Sat Oct 4 02:18:43 PDT 2014

On 10/3/2014 10:00 AM, Joseph Rushton Wakeling via Digitalmars-d wrote:
> What I'm asking you to consider is a use-case, one that I picked quite
> carefully.  Without assuming anything about how the system is architected, if we
> have a telephone exchange, and an Error occurs in the handling of a single call,
> it seems to me fairly unarguable that it's essential to avoid this bringing down
> everyone else's call with it.  That's not simply a matter of convenience -- it's
> a matter of safety, because those calls might include emergency calls, urgent
> business communications, or any number of other circumstances where dropping
> someone's call might have severe negative consequences.

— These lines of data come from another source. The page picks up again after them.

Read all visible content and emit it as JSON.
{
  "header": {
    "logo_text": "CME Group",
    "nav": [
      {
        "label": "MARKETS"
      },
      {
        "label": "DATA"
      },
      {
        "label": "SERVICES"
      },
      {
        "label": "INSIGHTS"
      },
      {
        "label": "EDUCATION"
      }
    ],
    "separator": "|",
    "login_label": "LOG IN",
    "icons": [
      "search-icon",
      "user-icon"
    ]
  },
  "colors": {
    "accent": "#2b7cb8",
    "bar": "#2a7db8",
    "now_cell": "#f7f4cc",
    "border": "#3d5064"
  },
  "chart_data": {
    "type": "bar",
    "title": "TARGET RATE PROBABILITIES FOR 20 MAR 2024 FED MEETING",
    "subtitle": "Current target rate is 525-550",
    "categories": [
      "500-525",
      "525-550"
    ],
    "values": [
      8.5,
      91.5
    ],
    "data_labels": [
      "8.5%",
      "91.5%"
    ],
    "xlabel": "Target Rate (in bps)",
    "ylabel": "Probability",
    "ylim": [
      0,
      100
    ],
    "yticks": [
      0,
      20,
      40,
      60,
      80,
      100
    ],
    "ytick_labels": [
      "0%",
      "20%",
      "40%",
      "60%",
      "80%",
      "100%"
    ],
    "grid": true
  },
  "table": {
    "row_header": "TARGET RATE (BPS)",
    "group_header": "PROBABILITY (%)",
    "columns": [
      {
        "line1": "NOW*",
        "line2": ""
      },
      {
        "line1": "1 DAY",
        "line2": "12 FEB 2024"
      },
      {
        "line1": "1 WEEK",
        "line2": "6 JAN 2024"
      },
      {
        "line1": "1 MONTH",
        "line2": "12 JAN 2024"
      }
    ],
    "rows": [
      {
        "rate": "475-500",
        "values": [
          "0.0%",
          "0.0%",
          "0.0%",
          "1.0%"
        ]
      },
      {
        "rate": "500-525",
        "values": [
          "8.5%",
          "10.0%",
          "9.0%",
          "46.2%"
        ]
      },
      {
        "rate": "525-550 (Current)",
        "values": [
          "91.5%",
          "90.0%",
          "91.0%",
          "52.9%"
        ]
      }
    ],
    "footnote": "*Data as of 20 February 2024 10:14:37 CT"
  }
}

What you're doing is attempting to write a program with the requirement that the 
program cannot fail.

It's impossible.

If that's your requirement, the system needs to be redesigned so that it can 
accommodate the failure of the program.

(Ignoring bugs in the program is not accommodating failure, it's pretending that 
the program cannot fail.)

> As I'm sure you realize, I also picked that particular use-case because it's one
> where there is a well-known technological solution -- Erlang -- which has as a
> key feature its ability to isolate different parts of the program, and to deal
> with errors by bringing down the local process where the error occurred, rather
> than the whole system.  This is an approach which is seriously battle-tested in
> production.

As I (and Brad) has stated before, process isolation, shutting down the failed 
process, and restarting the process, is acceptable, because processes are 
isolated from each other.

Threads are not isolated from each other. They are not. Not. Not.

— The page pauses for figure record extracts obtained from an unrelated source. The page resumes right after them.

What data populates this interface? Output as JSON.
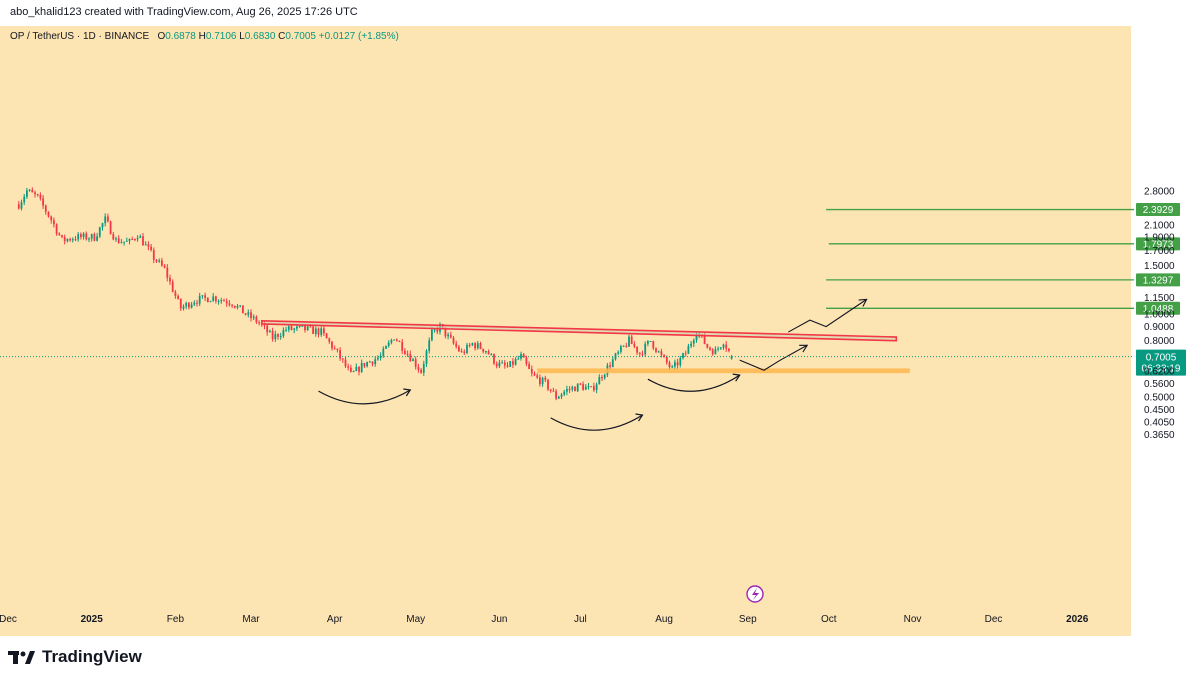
{
  "header": {
    "credit": "abo_khalid123 created with TradingView.com, Aug 26, 2025 17:26 UTC"
  },
  "legend": {
    "symbol": "OP / TetherUS · 1D · BINANCE",
    "open_label": "O",
    "open": "0.6878",
    "high_label": "H",
    "high": "0.7106",
    "low_label": "L",
    "low": "0.6830",
    "close_label": "C",
    "close": "0.7005",
    "change": "+0.0127 (+1.85%)"
  },
  "footer": {
    "brand": "TradingView"
  },
  "colors": {
    "plot_background": "#fde4b3",
    "up_candle": "#089981",
    "down_candle": "#f23645",
    "target_line": "#43a047",
    "resistance_channel": "#f23645",
    "support_zone": "#ffb74d",
    "current_price": "#089981"
  },
  "chart_data": {
    "type": "candlestick",
    "symbol": "OP / TetherUS",
    "timeframe": "1D",
    "exchange": "BINANCE",
    "y_scale": "log",
    "ylim": [
      0.33,
      3.0
    ],
    "y_ticks": [
      {
        "label": "2.8000",
        "value": 2.8
      },
      {
        "label": "2.1000",
        "value": 2.1
      },
      {
        "label": "1.9000",
        "value": 1.9
      },
      {
        "label": "1.7000",
        "value": 1.7
      },
      {
        "label": "1.5000",
        "value": 1.5
      },
      {
        "label": "1.1500",
        "value": 1.15
      },
      {
        "label": "1.0000",
        "value": 1.0
      },
      {
        "label": "0.9000",
        "value": 0.9
      },
      {
        "label": "0.8000",
        "value": 0.8
      },
      {
        "label": "0.6200",
        "value": 0.62
      },
      {
        "label": "0.5600",
        "value": 0.56
      },
      {
        "label": "0.5000",
        "value": 0.5
      },
      {
        "label": "0.4500",
        "value": 0.45
      },
      {
        "label": "0.4050",
        "value": 0.405
      },
      {
        "label": "0.3650",
        "value": 0.365
      }
    ],
    "x_ticks": [
      {
        "label": "Dec",
        "date": "2024-12-01"
      },
      {
        "label": "2025",
        "date": "2025-01-01"
      },
      {
        "label": "Feb",
        "date": "2025-02-01"
      },
      {
        "label": "Mar",
        "date": "2025-03-01"
      },
      {
        "label": "Apr",
        "date": "2025-04-01"
      },
      {
        "label": "May",
        "date": "2025-05-01"
      },
      {
        "label": "Jun",
        "date": "2025-06-01"
      },
      {
        "label": "Jul",
        "date": "2025-07-01"
      },
      {
        "label": "Aug",
        "date": "2025-08-01"
      },
      {
        "label": "Sep",
        "date": "2025-09-01"
      },
      {
        "label": "Oct",
        "date": "2025-10-01"
      },
      {
        "label": "Nov",
        "date": "2025-11-01"
      },
      {
        "label": "Dec",
        "date": "2025-12-01"
      },
      {
        "label": "2026",
        "date": "2026-01-01"
      }
    ],
    "last_candle": {
      "date": "2025-08-26",
      "open": 0.6878,
      "high": 0.7106,
      "low": 0.683,
      "close": 0.7005
    },
    "current_price": {
      "label": "0.7005",
      "value": 0.7005,
      "countdown": "06:33:19"
    },
    "price_path": [
      {
        "date": "2024-12-05",
        "close": 2.5
      },
      {
        "date": "2024-12-08",
        "close": 2.8
      },
      {
        "date": "2024-12-12",
        "close": 2.65
      },
      {
        "date": "2024-12-17",
        "close": 2.2
      },
      {
        "date": "2024-12-21",
        "close": 1.85
      },
      {
        "date": "2024-12-26",
        "close": 1.9
      },
      {
        "date": "2025-01-02",
        "close": 1.9
      },
      {
        "date": "2025-01-06",
        "close": 2.2
      },
      {
        "date": "2025-01-10",
        "close": 1.85
      },
      {
        "date": "2025-01-15",
        "close": 1.82
      },
      {
        "date": "2025-01-18",
        "close": 1.95
      },
      {
        "date": "2025-01-24",
        "close": 1.6
      },
      {
        "date": "2025-01-28",
        "close": 1.45
      },
      {
        "date": "2025-02-02",
        "close": 1.1
      },
      {
        "date": "2025-02-03",
        "close": 1.05
      },
      {
        "date": "2025-02-08",
        "close": 1.12
      },
      {
        "date": "2025-02-15",
        "close": 1.15
      },
      {
        "date": "2025-02-22",
        "close": 1.1
      },
      {
        "date": "2025-02-27",
        "close": 1.0
      },
      {
        "date": "2025-03-04",
        "close": 0.93
      },
      {
        "date": "2025-03-09",
        "close": 0.82
      },
      {
        "date": "2025-03-14",
        "close": 0.88
      },
      {
        "date": "2025-03-21",
        "close": 0.88
      },
      {
        "date": "2025-03-27",
        "close": 0.86
      },
      {
        "date": "2025-04-02",
        "close": 0.72
      },
      {
        "date": "2025-04-07",
        "close": 0.6
      },
      {
        "date": "2025-04-12",
        "close": 0.66
      },
      {
        "date": "2025-04-18",
        "close": 0.7
      },
      {
        "date": "2025-04-23",
        "close": 0.83
      },
      {
        "date": "2025-04-28",
        "close": 0.72
      },
      {
        "date": "2025-05-03",
        "close": 0.62
      },
      {
        "date": "2025-05-07",
        "close": 0.85
      },
      {
        "date": "2025-05-10",
        "close": 0.9
      },
      {
        "date": "2025-05-14",
        "close": 0.8
      },
      {
        "date": "2025-05-18",
        "close": 0.72
      },
      {
        "date": "2025-05-22",
        "close": 0.78
      },
      {
        "date": "2025-05-27",
        "close": 0.74
      },
      {
        "date": "2025-05-31",
        "close": 0.66
      },
      {
        "date": "2025-06-04",
        "close": 0.64
      },
      {
        "date": "2025-06-09",
        "close": 0.7
      },
      {
        "date": "2025-06-13",
        "close": 0.6
      },
      {
        "date": "2025-06-18",
        "close": 0.56
      },
      {
        "date": "2025-06-22",
        "close": 0.5
      },
      {
        "date": "2025-06-26",
        "close": 0.53
      },
      {
        "date": "2025-07-01",
        "close": 0.55
      },
      {
        "date": "2025-07-05",
        "close": 0.53
      },
      {
        "date": "2025-07-10",
        "close": 0.62
      },
      {
        "date": "2025-07-14",
        "close": 0.7
      },
      {
        "date": "2025-07-19",
        "close": 0.8
      },
      {
        "date": "2025-07-23",
        "close": 0.72
      },
      {
        "date": "2025-07-27",
        "close": 0.8
      },
      {
        "date": "2025-07-31",
        "close": 0.7
      },
      {
        "date": "2025-08-04",
        "close": 0.63
      },
      {
        "date": "2025-08-09",
        "close": 0.72
      },
      {
        "date": "2025-08-13",
        "close": 0.87
      },
      {
        "date": "2025-08-17",
        "close": 0.76
      },
      {
        "date": "2025-08-20",
        "close": 0.73
      },
      {
        "date": "2025-08-23",
        "close": 0.8
      },
      {
        "date": "2025-08-26",
        "close": 0.7005
      }
    ],
    "targets": [
      {
        "label": "2.3929",
        "value": 2.3929,
        "start": "2025-09-30"
      },
      {
        "label": "1.7973",
        "value": 1.7973,
        "start": "2025-10-01"
      },
      {
        "label": "1.3297",
        "value": 1.3297,
        "start": "2025-09-30"
      },
      {
        "label": "1.0488",
        "value": 1.0488,
        "start": "2025-09-30"
      }
    ],
    "resistance_channel": {
      "start_date": "2025-03-05",
      "end_date": "2025-10-26",
      "upper_start": 0.945,
      "upper_end": 0.825,
      "lower_start": 0.92,
      "lower_end": 0.8
    },
    "support_zone": {
      "start_date": "2025-06-15",
      "end_date": "2025-10-31",
      "top": 0.635,
      "bottom": 0.61
    },
    "annotations": {
      "rounding_arcs": [
        {
          "start": "2025-03-26",
          "end": "2025-04-29",
          "from": 0.525,
          "to": 0.53
        },
        {
          "start": "2025-06-20",
          "end": "2025-07-24",
          "from": 0.42,
          "to": 0.43
        },
        {
          "start": "2025-07-26",
          "end": "2025-08-29",
          "from": 0.58,
          "to": 0.6
        }
      ],
      "projection_paths": [
        [
          {
            "date": "2025-08-29",
            "value": 0.68
          },
          {
            "date": "2025-09-07",
            "value": 0.625
          },
          {
            "date": "2025-09-13",
            "value": 0.68
          },
          {
            "date": "2025-09-23",
            "value": 0.77
          }
        ],
        [
          {
            "date": "2025-09-16",
            "value": 0.86
          },
          {
            "date": "2025-09-24",
            "value": 0.95
          },
          {
            "date": "2025-09-30",
            "value": 0.9
          },
          {
            "date": "2025-10-15",
            "value": 1.13
          }
        ]
      ]
    }
  }
}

> As I said, I'm not asking you to endorse catching Errors in threads, or other
> gross simplifications of Erlang's approach.  What I'm interested in are your
> thoughts on how we might approach resolving the requirement for this kind of
> stability and localization of error-handling with the tools that D provides.
>
> I don't mind if you say to me "That's your problem" (which it certainly is:-),
> but I'd like it to be clear that it _is_ a problem, and one that it's important
> for D to address, given its strong standing in the development of
> super-high-connectivity server applications.

The only way to have super high uptime is to design the system so that failure 
is isolated, and the failed process can be quickly restarted or replaced. 
Ignoring bugs is not isolation, and hoping that bugs in one thread doesn't 
affected memory shared by other threads doesn't work.